There are two nice posts up by Ben Strubel at New Economic Perspectives. He addresses commodity speculation. There’s currently quite a bit of discussion about this in Germany because food speculation, for instance, drives up prices and adds volatility.

Strubel is not coming from this direction though – instead he looks at how commodity speculation is sold and shows that the sales pitch is wrong, that commodities by now track other speculation objects like stocks rather closely, and that the returns are subpar. So this sounds like a perfect lose-lose (but then, so do a lot of speculative endeavours to me). This was in the first post.

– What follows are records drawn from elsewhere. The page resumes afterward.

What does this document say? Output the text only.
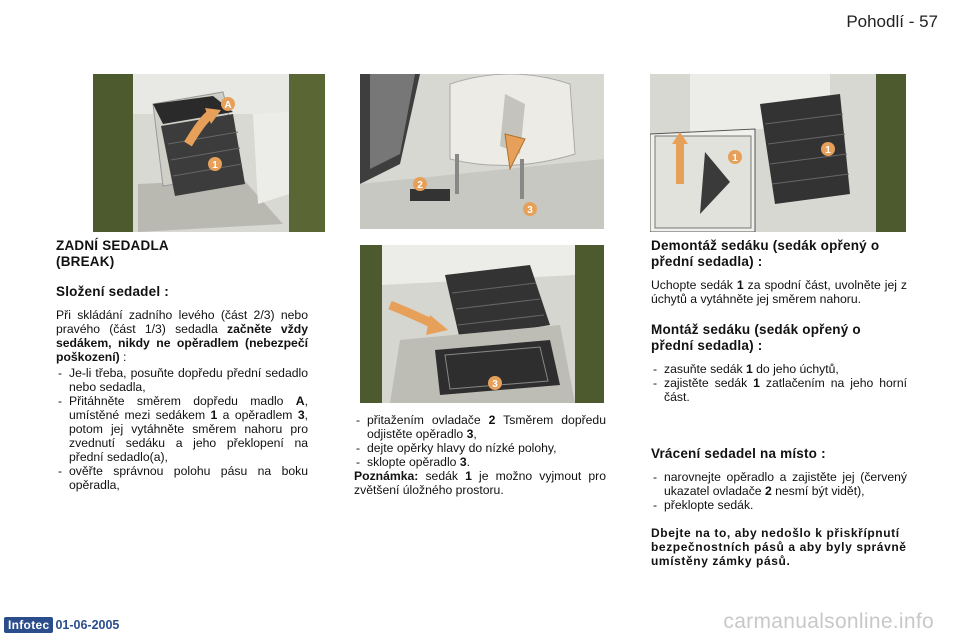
Pohodlí - 57
A
1
2
3
3
1
1
ZADNÍ SEDADLA
(BREAK)
Složení sedadel :
Při skládání zadního levého (část 2/3) nebo pravého (část 1/3) sedadla začněte vždy sedákem, nikdy ne opěradlem (nebezpečí poškození) :
- Je-li třeba, posuňte dopředu přední sedadlo nebo sedadla,
- Přitáhněte směrem dopředu madlo A, umístěné mezi sedákem 1 a opěradlem 3, potom jej vytáhněte směrem nahoru pro zvednutí sedáku a jeho překlopení na přední sedadlo(a),
- ověřte správnou polohu pásu na boku opěradla,
- přitažením ovladače 2 Tsměrem dopředu odjistěte opěradlo 3,
- dejte opěrky hlavy do nízké polohy,
- sklopte opěradlo 3.
Poznámka: sedák 1 je možno vyjmout pro zvětšení úložného prostoru.
Demontáž sedáku (sedák opřený o přední sedadla) :
Uchopte sedák 1 za spodní část, uvolněte jej z úchytů a vytáhněte jej směrem nahoru.
Montáž sedáku (sedák opřený o přední sedadla) :
- zasuňte sedák 1 do jeho úchytů,
- zajistěte sedák 1 zatlačením na jeho horní část.
Vrácení sedadel na místo :
- narovnejte opěradlo a zajistěte jej (červený ukazatel ovladače 2 nesmí být vidět),
- překlopte sedák.
Dbejte na to, aby nedošlo k přiskřípnutí bezpečnostních pásů a aby byly správně umístěny zámky pásů.
Infotec 01-06-2005	carmanualsonline.info
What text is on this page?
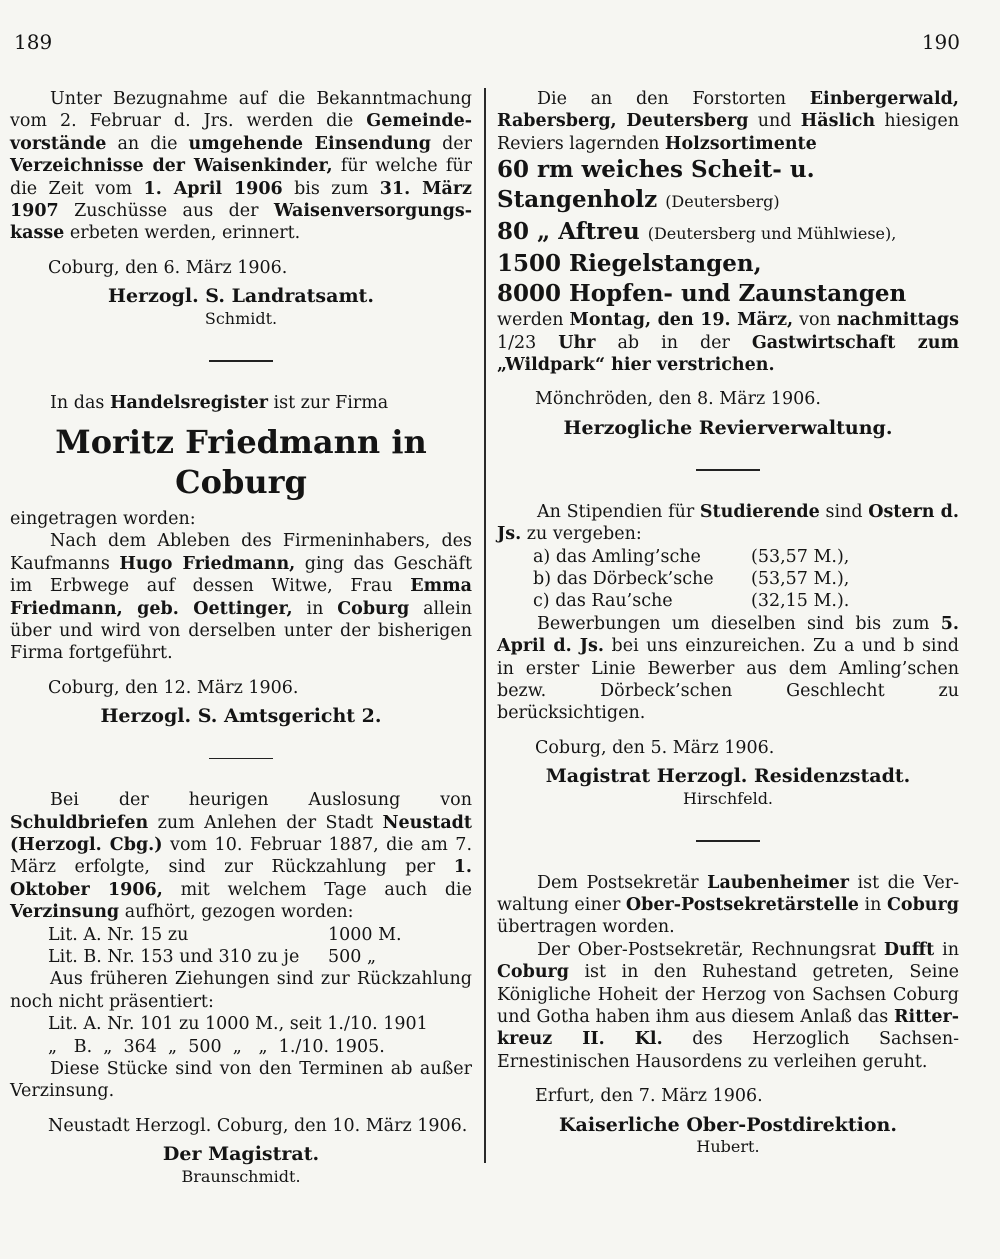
189	190

Unter Bezugnahme auf die Bekanntmachung vom 2. Februar d. Jrs. werden die Gemeindevorstände an die umgehende Einsendung der Verzeichnisse der Waisenkinder, für welche für die Zeit vom 1. April 1906 bis zum 31. März 1907 Zuschüsse aus der Waisenversorgungskasse erbeten werden, erinnert.

Coburg, den 6. März 1906.

Herzogl. S. Landratsamt.

Schmidt.

In das Handelsregister ist zur Firma

Moritz Friedmann in Coburg

eingetragen worden:

Nach dem Ableben des Firmeninhabers, des Kaufmanns Hugo Friedmann, ging das Geschäft im Erbwege auf dessen Witwe, Frau Emma Friedmann, geb. Oettinger, in Coburg allein über und wird von derselben unter der bisherigen Firma fortgeführt.

Coburg, den 12. März 1906.

Herzogl. S. Amtsgericht 2.

Bei der heurigen Auslosung von Schuldbriefen zum Anlehen der Stadt Neustadt (Herzogl. Cbg.) vom 10. Februar 1887, die am 7. März erfolgte, sind zur Rückzahlung per 1. Oktober 1906, mit welchem Tage auch die Verzinsung aufhört, gezogen worden:

Lit. A. Nr. 15 zu	1000 M.
Lit. B. Nr. 153 und 310 zu je	500 „

Aus früheren Ziehungen sind zur Rückzahlung noch nicht präsentiert:

Lit. A. Nr. 101 zu 1000 M., seit 1./10. 1901

„   B.  „  364  „  500  „   „  1./10. 1905.

Diese Stücke sind von den Terminen ab außer Verzinsung.

Neustadt Herzogl. Coburg, den 10. März 1906.

Der Magistrat.

Braunschmidt.

Die an den Forstorten Einbergerwald, Rabersberg, Deutersberg und Häslich hiesigen Reviers lagernden Holzsortimente

60 rm weiches Scheit- u. Stangenholz (Deutersberg)

80 „ Aftreu (Deutersberg und Mühlwiese),

1500 Riegelstangen,

8000 Hopfen- und Zaunstangen

werden Montag, den 19. März, von nachmittags 1/23 Uhr ab in der Gastwirtschaft zum „Wildpark“ hier verstrichen.

Mönchröden, den 8. März 1906.

Herzogliche Revierverwaltung.

An Stipendien für Studierende sind Ostern d. Js. zu vergeben:

a) das Amling’sche	(53,57 M.),
b) das Dörbeck’sche	(53,57 M.),
c) das Rau’sche	(32,15 M.).

Bewerbungen um dieselben sind bis zum 5. April d. Js. bei uns einzureichen. Zu a und b sind in erster Linie Bewerber aus dem Amling’schen bezw. Dörbeck’schen Geschlecht zu berücksichtigen.

Coburg, den 5. März 1906.

Magistrat Herzogl. Residenzstadt.

Hirschfeld.

Dem Postsekretär Laubenheimer ist die Verwaltung einer Ober-Postsekretärstelle in Coburg übertragen worden.

Der Ober-Postsekretär, Rechnungsrat Dufft in Coburg ist in den Ruhestand getreten, Seine Königliche Hoheit der Herzog von Sachsen Coburg und Gotha haben ihm aus diesem Anlaß das Ritterkreuz II. Kl. des Herzoglich Sachsen-Ernestinischen Hausordens zu verleihen geruht.

Erfurt, den 7. März 1906.

Kaiserliche Ober-Postdirektion.

Hubert.
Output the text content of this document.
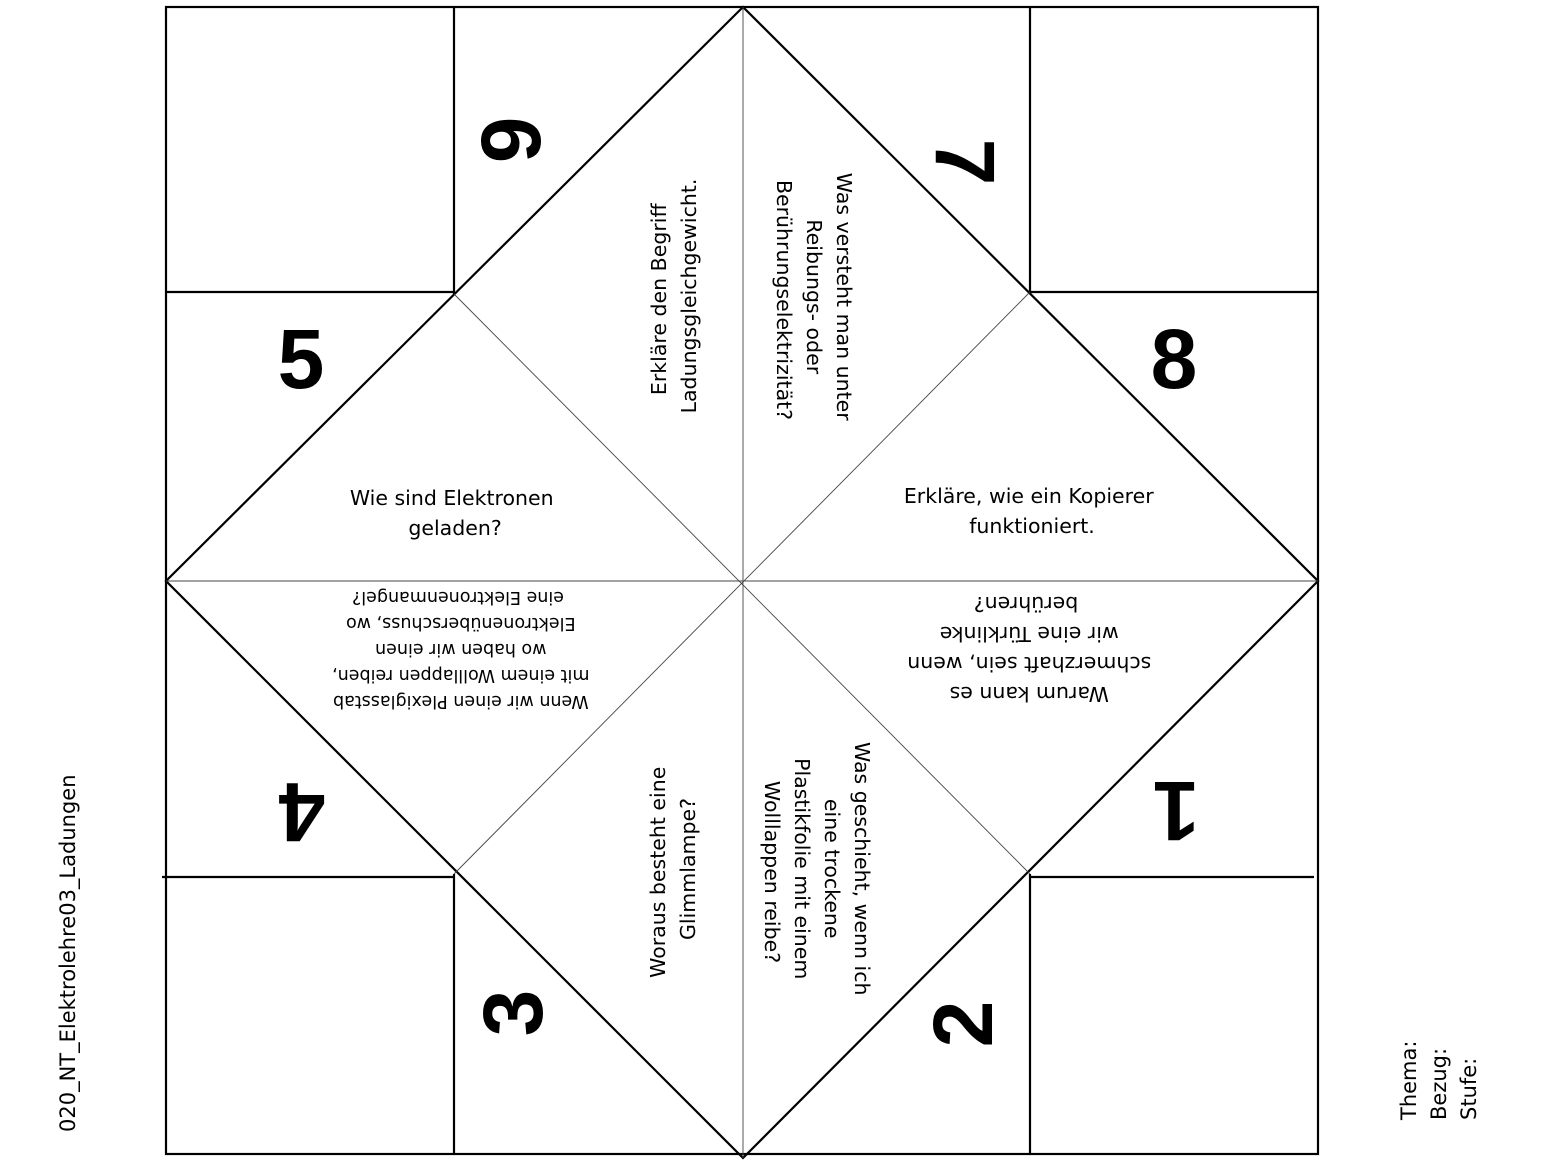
5	8
6	7
3	2
4	1
Wie sind Elektronen geladen?
Erkläre, wie ein Kopierer funktioniert.
Erkläre den Begriff Ladungsgleichgewicht.	Was versteht man unter Reibungs- oder Berührungselektrizität?
Warum kann es schmerzhaft sein, wenn wir eine Türklinke berühren?
Wenn wir einen Plexiglasstab mit einem Wolllappen reiben, wo haben wir einen Elektronenüberschuss, wo eine Elektronenmangel?
Woraus besteht eine Glimmlampe?	Was geschieht, wenn ich eine trockene Plastikfolie mit einem Wolllappen reibe?
020_NT_Elektrolehre03_Ladungen	Thema: Bezug: Stufe:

In reaction to this he’s been attacked by someone who basically claims that he has no idea, that commodities outperform other speculation objects etc. Apart from the fact that Strubel proposes in his reply a kind of trader’s Randi challenge: Strubel invests in non-commodities of his choice, his critic invests in commodities, winner after ten years gets 10k from the other one, he also offers this:

The other question is how will an index perform once there are a large amount of assets tracking that index? History is littered with investing strategies that appeared to work on paper, backtested against data sets, or tracked as a model. Only when actual investments were made have they found out that the effect of making the prescribed trades or investments has erased some or all of the predicted returns. When discussing returns, I prefer real, tradable, investable products rather than paper indexes when at all possible.

This is basically my standard response/question every time I see a Machine Learning/Data Mining paper that claims they can beat the market – so I am glad to see that I am not just paranoid.